Operando come descritto in Figura 22, per ogni test di pirolisi vengono ottenuti dati sperimentali riguardanti la quantificazione dei composti volatili e dei TAR, nonché la valutazione della composizione chimica di specifiche classi di composti appartenenti ai TAR, ottenuti con tecniche gas-cromatografiche eventualmente accoppiate alla spettroscopia di massa: l’esecuzione dei test di pirolisi su scala di laboratorio è caratterizzata da una elevata complessità e criticità operativa dal momento che lo scopo è determinare analiti presenti a concentrazione molto basse.

Figura 22. Schema della procedura sperimentale.

La determinazione della distribuzione dei prodotti nelle varie fasi (volatili, TAR e residuo solido) in funzione dei parametri operativi di principale interesse (temperatura del forno, tempo di permanenza del carbone nel forno, flusso di elio che attraversa il reattore) è stata effettuata tramite un Disegno Sperimentale studiato ad hoc per ottenere risposte di tipo chimico su classi di composti di particolare interesse.

A questo primo livello di indagine, è stato sufficiente analizzare i TAR in un gas- cromatografo con rivelatore a ionizzazione di fiamma: in particolare, è stato seguito l’andamento della serie omologa dei n-alcani e dei n-alcheni in funzione dei parametri di processo. Valutando infatti la degradazione progressiva delle paraffine lineari a favore di olefine e composti aromatici, è possibile avere un indice dell’influenza delle variabili manipolabili sulla severità di processo.

Una volta ottenute le conoscenze necessarie e messo a punto il sistema, sia dal punto di vista della procedura operativa che di quella per il recupero e l’analisi dei TAR, è stato possibile effettuare un’analisi di tipo multivariato.

In questo tipo di analisi non si ha la necessità di variare un parametro mantenendo gli altri costanti, ma vengono variati tutti simultaneamente, permettendo di ridurre sensibilmente il numero di esperimenti necessari ad ottenere le risposte cercate; gli effetti di ogni singolo fattore e le sue interazioni possono essere valutate tramite un appropriato trattamento matematico.

Con un disegno sperimentale di sole nove prove, è stata definita l’influenza della temperatura del forno, del flusso di carrier gas e del tempo di permanenza del carbone nel forno sulla risposta chimica del sistema, ottenendo anche informazioni sul campo di utilizzo del reattore. A quest’ultimo proposito è stata indagata la possibilità di trovare condizioni operative tali da permettere lo studio del processo primario di pirolisi, senza interferenze da parte di reazioni di pirolisi secondaria.

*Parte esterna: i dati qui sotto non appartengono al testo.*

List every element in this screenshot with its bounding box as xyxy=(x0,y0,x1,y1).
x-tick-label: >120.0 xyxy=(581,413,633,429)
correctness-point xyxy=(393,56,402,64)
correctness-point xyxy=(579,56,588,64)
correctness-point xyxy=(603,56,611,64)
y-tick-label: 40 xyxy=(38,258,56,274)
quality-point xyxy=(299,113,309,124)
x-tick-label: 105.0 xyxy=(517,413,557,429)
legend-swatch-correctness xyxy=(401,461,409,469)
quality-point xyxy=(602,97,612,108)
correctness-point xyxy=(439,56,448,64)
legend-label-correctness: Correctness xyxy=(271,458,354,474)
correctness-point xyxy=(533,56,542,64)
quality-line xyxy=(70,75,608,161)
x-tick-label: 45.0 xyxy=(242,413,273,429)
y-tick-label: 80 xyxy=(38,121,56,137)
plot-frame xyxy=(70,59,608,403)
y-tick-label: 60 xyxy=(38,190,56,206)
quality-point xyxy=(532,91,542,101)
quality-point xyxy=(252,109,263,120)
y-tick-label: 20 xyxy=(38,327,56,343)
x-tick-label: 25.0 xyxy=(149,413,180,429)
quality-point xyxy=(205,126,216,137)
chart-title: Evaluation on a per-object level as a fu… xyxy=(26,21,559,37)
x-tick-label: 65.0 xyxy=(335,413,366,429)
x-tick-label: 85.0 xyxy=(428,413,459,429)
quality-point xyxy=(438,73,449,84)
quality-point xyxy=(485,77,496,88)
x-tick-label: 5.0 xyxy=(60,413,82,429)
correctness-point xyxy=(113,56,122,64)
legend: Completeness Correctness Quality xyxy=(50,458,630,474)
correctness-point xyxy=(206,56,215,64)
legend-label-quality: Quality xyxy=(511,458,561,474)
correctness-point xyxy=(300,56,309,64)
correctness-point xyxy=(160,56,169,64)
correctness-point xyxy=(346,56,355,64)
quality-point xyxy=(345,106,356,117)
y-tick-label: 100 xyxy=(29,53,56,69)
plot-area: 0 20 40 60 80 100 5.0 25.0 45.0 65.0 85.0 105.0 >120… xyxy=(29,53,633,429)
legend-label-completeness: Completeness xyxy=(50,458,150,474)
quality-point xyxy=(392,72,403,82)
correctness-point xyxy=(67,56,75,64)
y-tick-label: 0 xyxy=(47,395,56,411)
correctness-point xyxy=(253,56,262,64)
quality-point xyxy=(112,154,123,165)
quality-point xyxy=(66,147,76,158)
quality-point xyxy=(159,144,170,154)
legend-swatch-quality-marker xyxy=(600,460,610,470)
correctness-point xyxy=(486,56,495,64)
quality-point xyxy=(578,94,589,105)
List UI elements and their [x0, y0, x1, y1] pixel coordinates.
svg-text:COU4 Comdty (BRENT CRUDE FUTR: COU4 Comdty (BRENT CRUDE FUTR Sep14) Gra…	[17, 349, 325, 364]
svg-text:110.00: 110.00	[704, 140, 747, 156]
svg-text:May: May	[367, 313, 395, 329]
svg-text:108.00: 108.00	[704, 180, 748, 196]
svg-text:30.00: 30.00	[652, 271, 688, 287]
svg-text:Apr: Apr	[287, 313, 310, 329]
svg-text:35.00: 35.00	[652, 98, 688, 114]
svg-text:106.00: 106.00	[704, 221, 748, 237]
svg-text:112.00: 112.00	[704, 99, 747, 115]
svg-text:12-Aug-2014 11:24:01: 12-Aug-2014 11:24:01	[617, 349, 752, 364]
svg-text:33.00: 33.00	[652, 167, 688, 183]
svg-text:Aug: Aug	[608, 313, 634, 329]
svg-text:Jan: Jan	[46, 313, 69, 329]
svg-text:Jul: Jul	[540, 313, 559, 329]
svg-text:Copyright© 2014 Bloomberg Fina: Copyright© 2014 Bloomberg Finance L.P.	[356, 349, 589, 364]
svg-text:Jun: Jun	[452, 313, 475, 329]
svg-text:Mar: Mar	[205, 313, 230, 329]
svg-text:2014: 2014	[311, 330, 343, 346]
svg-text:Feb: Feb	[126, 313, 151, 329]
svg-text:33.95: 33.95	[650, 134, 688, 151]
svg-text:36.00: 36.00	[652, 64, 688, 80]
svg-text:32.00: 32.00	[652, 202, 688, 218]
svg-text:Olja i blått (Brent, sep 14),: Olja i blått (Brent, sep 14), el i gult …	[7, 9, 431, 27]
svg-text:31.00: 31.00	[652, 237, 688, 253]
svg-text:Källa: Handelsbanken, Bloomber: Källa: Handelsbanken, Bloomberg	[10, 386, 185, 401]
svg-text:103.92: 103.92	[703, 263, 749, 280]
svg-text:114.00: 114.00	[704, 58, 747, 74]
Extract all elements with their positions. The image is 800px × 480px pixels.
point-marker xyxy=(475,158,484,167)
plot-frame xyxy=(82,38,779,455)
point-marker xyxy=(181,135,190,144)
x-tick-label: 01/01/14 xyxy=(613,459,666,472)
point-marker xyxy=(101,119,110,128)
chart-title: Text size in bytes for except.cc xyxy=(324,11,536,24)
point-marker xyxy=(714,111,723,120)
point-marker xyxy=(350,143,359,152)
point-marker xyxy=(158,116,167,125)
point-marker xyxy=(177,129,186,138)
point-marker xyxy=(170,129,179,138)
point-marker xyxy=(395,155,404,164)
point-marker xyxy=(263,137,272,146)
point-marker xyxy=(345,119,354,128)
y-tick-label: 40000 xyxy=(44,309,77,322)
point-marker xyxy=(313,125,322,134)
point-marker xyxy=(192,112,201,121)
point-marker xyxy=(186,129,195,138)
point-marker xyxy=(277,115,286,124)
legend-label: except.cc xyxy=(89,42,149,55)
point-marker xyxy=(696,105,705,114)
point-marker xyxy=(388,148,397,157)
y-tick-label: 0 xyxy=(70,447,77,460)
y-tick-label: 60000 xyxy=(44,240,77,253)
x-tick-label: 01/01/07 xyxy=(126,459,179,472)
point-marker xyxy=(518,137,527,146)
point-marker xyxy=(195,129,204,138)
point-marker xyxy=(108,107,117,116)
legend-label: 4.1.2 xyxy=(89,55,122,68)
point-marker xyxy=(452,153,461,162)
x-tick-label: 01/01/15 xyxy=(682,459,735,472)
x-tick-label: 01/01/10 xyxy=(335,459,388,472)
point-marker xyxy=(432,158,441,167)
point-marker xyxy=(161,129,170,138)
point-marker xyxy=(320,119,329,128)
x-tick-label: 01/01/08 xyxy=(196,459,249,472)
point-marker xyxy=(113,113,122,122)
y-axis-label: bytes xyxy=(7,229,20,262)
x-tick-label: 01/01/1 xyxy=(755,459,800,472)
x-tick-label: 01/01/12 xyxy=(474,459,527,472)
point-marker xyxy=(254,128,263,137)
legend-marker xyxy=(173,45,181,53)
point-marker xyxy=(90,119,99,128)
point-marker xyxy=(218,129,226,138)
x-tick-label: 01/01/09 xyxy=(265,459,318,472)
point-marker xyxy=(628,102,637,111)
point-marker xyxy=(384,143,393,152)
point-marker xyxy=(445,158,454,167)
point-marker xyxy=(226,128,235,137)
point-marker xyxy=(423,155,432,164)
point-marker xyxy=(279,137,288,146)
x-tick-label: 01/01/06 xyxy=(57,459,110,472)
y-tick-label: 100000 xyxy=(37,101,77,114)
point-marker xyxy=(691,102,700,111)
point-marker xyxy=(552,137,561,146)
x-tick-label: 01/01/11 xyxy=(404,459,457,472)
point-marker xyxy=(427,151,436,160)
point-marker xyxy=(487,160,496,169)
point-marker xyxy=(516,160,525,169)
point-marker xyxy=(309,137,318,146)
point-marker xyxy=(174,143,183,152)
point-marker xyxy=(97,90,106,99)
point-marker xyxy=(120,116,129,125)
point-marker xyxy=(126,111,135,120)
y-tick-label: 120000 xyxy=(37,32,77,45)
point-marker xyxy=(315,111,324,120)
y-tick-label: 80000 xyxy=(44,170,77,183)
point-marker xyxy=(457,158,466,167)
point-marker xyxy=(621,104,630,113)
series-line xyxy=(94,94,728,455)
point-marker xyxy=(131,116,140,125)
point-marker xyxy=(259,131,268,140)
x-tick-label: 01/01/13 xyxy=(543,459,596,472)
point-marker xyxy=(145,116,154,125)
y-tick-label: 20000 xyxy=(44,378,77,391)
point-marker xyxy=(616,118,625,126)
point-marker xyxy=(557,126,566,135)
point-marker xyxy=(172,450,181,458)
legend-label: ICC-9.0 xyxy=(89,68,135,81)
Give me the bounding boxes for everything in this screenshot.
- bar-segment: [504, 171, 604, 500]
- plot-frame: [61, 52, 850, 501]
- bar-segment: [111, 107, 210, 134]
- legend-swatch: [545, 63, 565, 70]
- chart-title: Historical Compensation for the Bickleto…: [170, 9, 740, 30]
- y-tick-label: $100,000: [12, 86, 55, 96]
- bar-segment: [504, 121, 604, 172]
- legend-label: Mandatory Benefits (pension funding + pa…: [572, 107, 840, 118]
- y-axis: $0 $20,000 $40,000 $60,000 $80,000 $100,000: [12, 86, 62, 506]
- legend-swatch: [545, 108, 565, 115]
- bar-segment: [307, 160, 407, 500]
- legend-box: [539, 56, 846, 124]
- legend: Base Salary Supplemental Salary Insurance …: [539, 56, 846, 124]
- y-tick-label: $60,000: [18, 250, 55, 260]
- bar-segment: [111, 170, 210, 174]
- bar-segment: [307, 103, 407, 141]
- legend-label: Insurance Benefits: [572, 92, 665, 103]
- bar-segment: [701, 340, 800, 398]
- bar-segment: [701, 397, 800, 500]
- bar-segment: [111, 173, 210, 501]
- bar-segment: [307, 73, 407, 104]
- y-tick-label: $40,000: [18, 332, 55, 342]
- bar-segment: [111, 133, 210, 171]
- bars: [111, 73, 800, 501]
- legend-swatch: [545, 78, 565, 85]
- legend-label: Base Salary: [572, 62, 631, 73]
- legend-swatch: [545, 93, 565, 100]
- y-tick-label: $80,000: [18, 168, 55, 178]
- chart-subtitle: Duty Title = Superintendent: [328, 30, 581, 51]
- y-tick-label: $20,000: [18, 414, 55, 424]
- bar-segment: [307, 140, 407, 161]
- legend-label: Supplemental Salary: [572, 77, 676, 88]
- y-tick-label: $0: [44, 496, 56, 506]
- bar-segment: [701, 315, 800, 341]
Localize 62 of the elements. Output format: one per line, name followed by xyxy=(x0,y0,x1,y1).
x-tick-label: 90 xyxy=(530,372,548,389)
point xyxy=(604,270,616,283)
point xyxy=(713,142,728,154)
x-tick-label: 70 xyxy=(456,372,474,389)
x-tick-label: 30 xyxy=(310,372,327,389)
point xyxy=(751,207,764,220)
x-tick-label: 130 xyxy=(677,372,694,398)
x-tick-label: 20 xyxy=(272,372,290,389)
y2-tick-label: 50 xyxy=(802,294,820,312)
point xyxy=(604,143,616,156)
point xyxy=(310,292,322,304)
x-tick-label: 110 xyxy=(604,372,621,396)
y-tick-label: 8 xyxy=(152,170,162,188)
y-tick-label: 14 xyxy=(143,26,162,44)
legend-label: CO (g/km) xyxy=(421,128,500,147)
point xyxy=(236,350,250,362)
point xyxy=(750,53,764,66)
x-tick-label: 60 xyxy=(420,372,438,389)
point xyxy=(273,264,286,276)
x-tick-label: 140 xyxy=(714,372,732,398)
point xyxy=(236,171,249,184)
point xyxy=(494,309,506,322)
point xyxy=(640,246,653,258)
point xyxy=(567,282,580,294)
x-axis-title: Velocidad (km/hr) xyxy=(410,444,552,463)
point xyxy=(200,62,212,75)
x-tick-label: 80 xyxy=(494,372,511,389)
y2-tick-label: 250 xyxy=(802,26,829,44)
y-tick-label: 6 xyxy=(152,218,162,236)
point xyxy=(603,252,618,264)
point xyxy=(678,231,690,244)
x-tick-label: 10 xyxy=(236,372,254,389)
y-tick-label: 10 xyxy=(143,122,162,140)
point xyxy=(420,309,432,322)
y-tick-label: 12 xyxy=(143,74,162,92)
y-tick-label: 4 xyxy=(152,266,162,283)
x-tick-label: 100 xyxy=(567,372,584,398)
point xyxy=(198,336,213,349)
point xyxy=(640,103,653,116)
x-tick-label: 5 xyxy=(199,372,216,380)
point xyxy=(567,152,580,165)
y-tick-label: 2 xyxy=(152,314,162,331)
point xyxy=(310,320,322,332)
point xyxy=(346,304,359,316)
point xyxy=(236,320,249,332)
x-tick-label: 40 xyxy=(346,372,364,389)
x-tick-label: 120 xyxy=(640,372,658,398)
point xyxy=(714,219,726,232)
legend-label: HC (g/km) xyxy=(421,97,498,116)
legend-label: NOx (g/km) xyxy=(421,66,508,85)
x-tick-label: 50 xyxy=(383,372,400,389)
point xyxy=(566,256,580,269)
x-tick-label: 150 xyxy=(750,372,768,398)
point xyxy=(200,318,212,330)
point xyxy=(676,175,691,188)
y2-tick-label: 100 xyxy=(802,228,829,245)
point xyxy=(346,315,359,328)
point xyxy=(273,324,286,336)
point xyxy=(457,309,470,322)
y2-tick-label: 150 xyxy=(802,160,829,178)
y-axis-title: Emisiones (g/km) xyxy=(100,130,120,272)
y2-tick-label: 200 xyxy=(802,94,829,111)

Un fattore emerso in modo evidente dall’attività sperimentale consiste nella scarsa comparabilità dei risultati ottenuti con i dispositivi di tipo Pyroprobe (ad alta velocità di riscaldamento), rispetto al nuovo reattore dove, al contrario, la velocità di riscaldamento non supera i 5 °C/s ed i prodotti di pirolisi rimangono alcuni secondi all’interno della zona di reazione.

La precedente descrizione, oltre a fornire alcuni dettagli sull’esecuzione delle indagini analitiche di interesse per lo specifico campo di ricerca, mette in evidenza che:

 vi può essere una differenza di risposta, anche significativa, a seconda dell’apparato sperimentale impiegato per le prove;

 le tecniche di Experimental Design, che costituiscono strumenti che saranno ampiamente utilizzati anche nel presente progetto, offrono un notevole supporto all’indagine sperimentale.